À Krudthus, à une trentaine de kilomètres au nord de Copenhague, les enfants de la maternelle de la forêt passent la plupart de leurs journées en plein air. Ils s’affairent à identifier les insectes dissimulés sous les pierres et les branches tombées au sol, à suivre le rythme des saisons à travers l’évolution des arbres ou encore apprendre le cycle de la vie en observant la décomposition des plantes et des animaux morts. Entre deux activités, ils gambadent avant d’aller pêcher ou de faire du vélo au milieu des massifs d’anémones.

Le secret de cette pédagogie réside dans une méthode ouverte, sans pression ni attentes. « Dans la nature, les règles strictes en matière de bonne conduite s’estompent. Les enfants peuvent nouer de nouvelles relations sociales en étant heureux, curieux et calmes. Nous les encourageons à être aventureux et à explorer leur environnement. En d’autres termes, il s’agit de se tourner vers le monde plutôt que vers soi », explique Hildur Johnson, enseignante à Krudthus, en Zélande du Nord, au Danemark.

Dans la nature, les règles strictes en matière de bonne conduite s’estompent

Ces activités de plein air permettent aussi un apprentissage de la citoyenneté. Les enfants sont en effet initiés au développement durable à travers des activités comme le ramassage des déchets plastiques.

Une « vieille » invention 

Krudthus est l’une des quelque mille maternelles de la forêt au Danemark. Le pays a été à l’avant-garde mondiale dans ce domaine. Les origines remontent aux années 1950, lorsque le mouvement du pédagogue autrichien Rudolf Steiner, connu pour ses méthodes d’enseignement alternatives fondées sur l’unité du corps et de l’âme, a ouvert la première école maternelle en plein air à Stuttgart, en Allemagne.

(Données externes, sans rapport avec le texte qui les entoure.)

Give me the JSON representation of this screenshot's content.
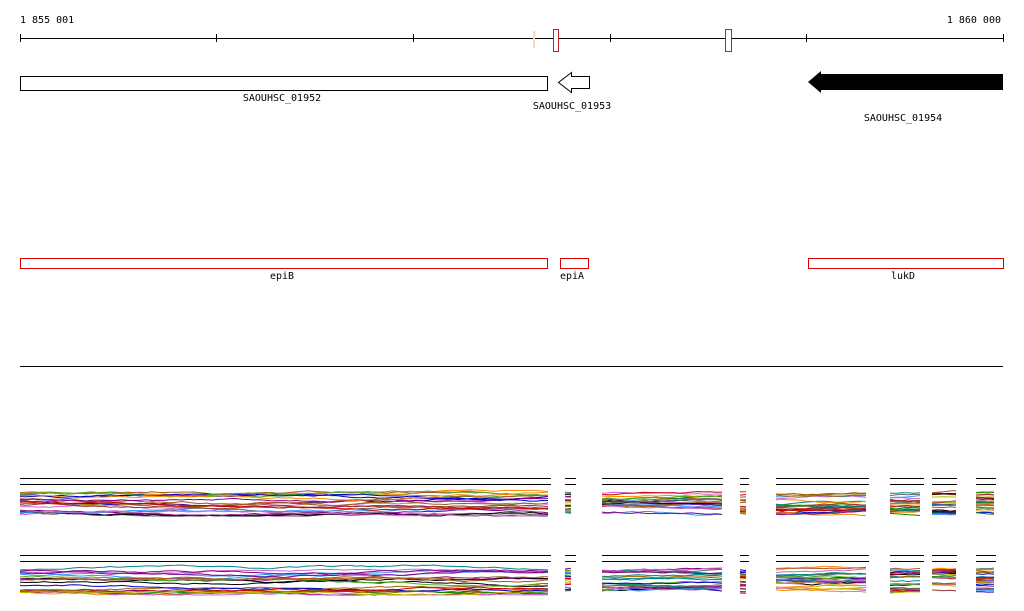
{
  "ruler": {
    "start_label": "1 855 001",
    "end_label": "1 860 000"
  },
  "genes": [
    {
      "label": "SAOUHSC_01952"
    },
    {
      "label": "SAOUHSC_01953"
    },
    {
      "label": "SAOUHSC_01954"
    }
  ],
  "features": [
    {
      "label": "epiB"
    },
    {
      "label": "epiA"
    },
    {
      "label": "lukD"
    }
  ]
}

Faire passer les enfants de la salle de classe à la « nature sauvage » a suscité de nombreux débats à l’époque. Mais à partir des années 1970, la part croissante des femmes dans la population active s’est traduite par un besoin accru de garde d’enfant. Des maternelles privées ont vu le jour dans tout le pays. L'exiguïté de ces écoles s’est finalement révélée être un mal pour un bien.

Dans les années 1990, un petit groupe d’enseignants passionnés a repris à son compte l’idée de maternelle de la forêt. Selon cette pédagogie, les cours de mathématiques, de langues et de physique ne doivent pas être dispensés uniquement à l’aide de tableaux et de livres. Les élèves sont invités à mesurer la hauteur d’un arbre en utilisant des triangles congruents ou à observer la corrosion rapide des navires sous l’effet de l’eau de mer.

Jeux à risque

Selon Niels Ejby Ernst, docteur en éducation et spécialiste de l’histoire des maternelles de la forêt, le fait que cette tradition se soit développée plus rapidement au Danemark ne doit rien au hasard. « Le système scolaire danois offre aux enfants de nombreuses possibilités innovantes d’apprentissage et de jeu. Nous n’hésitons pas à prendre des libertés et à faire confiance aux enfants », explique-t-il.

Mais un tel enseignement suppose d’accepter une part, même minime, de risque. Dans la forêt, un enfant peut tomber d’un arbre ou se blesser en sautant d’un rocher à l’autre. Il peut prendre froid ou avoir peur. « Les enfants tirent profit des “jeux à risque”, affirme Niels Ejby Ernst. Lorsqu’ils se sentent personnellement à la limite du danger, ils en sortent renforcés. Les enfants qui jouent dans les forêts et les espaces verts sont en meilleure santé physique et mentale que leurs camarades du même âge privés de ces activités. »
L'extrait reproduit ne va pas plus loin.